Probably not. It took a while to get diagnosed as being on the spectrum and up to then I had difficulty in education. Mum and Dad spent as much time at school as I did. When I was diagnosed a lot fell into place not just for me but for the family and everyone around me including teachers. I have a very supporting family who have encouraged me and helped me in my music career – if I had not been diagnosed they would still have been supportive but I may not have found my music and I am sure I would not have been as happy as I am now with such a purpose in life.
If you could collaborate with anyone currently on the music scene, who would it be and why?

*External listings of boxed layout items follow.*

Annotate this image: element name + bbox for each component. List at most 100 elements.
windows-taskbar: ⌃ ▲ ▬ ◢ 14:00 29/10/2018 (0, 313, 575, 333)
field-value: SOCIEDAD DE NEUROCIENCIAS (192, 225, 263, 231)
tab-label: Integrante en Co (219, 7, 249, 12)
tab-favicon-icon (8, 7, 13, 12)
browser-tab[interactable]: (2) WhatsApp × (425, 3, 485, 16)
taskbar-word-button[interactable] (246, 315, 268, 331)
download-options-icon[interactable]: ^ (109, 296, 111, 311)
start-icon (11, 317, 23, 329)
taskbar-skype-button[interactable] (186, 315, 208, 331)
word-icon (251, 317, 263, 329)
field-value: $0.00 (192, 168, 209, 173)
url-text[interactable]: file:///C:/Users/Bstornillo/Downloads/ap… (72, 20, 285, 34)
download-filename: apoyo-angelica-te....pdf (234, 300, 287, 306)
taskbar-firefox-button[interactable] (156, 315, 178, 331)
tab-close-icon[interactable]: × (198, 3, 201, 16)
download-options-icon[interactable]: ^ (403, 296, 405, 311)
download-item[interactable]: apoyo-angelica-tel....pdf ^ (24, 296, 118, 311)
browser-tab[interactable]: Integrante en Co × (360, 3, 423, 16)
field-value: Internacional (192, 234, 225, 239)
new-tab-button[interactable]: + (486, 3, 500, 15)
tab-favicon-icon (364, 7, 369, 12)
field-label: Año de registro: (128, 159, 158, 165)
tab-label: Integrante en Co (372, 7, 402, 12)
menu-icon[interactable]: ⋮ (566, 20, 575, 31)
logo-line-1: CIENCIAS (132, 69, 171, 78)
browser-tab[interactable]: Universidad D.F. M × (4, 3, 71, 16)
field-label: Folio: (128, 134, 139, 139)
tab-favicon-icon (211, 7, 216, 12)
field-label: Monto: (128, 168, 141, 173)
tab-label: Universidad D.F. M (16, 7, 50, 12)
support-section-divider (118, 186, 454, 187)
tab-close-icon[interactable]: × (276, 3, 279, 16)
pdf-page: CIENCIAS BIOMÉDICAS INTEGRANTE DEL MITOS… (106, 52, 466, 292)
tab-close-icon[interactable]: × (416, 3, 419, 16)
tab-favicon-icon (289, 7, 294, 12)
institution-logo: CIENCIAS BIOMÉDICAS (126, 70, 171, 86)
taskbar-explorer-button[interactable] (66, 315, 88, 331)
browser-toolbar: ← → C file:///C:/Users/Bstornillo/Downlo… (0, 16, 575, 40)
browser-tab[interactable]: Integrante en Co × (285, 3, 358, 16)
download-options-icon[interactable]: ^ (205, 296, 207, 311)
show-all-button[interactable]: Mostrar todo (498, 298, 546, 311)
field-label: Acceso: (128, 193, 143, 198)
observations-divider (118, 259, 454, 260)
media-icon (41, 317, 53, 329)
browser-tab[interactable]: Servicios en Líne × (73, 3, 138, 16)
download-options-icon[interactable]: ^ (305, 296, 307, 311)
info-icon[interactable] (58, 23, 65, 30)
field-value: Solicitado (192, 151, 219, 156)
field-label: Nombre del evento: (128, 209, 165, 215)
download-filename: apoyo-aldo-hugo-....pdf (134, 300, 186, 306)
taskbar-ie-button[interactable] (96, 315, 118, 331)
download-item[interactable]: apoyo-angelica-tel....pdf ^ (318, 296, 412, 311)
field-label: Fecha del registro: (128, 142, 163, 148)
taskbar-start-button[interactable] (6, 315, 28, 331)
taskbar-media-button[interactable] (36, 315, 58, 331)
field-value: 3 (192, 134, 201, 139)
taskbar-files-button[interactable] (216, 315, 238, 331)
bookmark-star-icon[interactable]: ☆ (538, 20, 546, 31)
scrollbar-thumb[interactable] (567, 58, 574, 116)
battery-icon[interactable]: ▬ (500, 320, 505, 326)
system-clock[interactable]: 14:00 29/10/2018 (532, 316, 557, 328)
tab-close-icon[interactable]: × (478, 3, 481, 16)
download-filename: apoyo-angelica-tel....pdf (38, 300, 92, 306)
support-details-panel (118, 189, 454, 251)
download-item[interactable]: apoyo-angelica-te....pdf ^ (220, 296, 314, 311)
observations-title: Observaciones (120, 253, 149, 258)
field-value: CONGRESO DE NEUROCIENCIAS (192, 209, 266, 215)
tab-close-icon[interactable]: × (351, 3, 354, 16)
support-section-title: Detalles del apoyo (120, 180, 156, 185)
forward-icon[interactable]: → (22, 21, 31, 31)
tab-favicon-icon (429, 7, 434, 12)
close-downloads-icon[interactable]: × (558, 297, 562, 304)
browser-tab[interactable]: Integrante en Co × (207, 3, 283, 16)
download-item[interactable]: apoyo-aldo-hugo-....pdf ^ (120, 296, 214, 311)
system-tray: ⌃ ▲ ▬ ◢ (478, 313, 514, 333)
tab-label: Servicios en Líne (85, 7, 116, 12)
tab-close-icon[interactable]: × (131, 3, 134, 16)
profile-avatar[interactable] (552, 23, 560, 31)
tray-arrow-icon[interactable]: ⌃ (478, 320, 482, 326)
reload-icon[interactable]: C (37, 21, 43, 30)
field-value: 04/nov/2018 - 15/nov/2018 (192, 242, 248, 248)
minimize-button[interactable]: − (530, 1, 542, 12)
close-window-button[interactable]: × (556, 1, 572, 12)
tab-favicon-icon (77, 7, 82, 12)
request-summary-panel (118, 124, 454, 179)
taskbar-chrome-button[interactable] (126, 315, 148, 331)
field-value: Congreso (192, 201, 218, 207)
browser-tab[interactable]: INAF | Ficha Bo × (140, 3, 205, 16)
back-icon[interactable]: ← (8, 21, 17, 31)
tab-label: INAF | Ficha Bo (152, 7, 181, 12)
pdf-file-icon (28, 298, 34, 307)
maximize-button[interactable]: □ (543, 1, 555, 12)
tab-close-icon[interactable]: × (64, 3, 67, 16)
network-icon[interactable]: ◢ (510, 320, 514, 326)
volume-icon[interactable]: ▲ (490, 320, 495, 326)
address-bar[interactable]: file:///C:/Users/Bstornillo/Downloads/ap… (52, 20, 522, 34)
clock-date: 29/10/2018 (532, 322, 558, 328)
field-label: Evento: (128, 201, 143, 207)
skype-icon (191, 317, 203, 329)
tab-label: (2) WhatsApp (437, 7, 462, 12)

Your question is a difficult one for me as I am quite single minded about my music but there are so many great people out there – I steer clear of all the excitement of TV music shows as I like to do my own thing and not be told what to sing. I get great inspiration from meeting musical heroes so I guess if Sir Paul McCartney, Steve Harley or Steve Knightley from Show Of Hands said come on let’s write a song or come and join us on stage that would kick me on a bit.
What are you most looking forward to about playing at Henley Festival this summer?
Henley Festival is a really great opportunity for Ollie and I. It will be a different vibe to Glastonbury but to play at such a prestigious wonderfully organised festival in such a nice place really means a lot to us, and that people are starting to connect and like what we do gives us such a lift. We are playing the Bedouin tent on the Thursday evening, following which we will take in the Pet Shop Boys.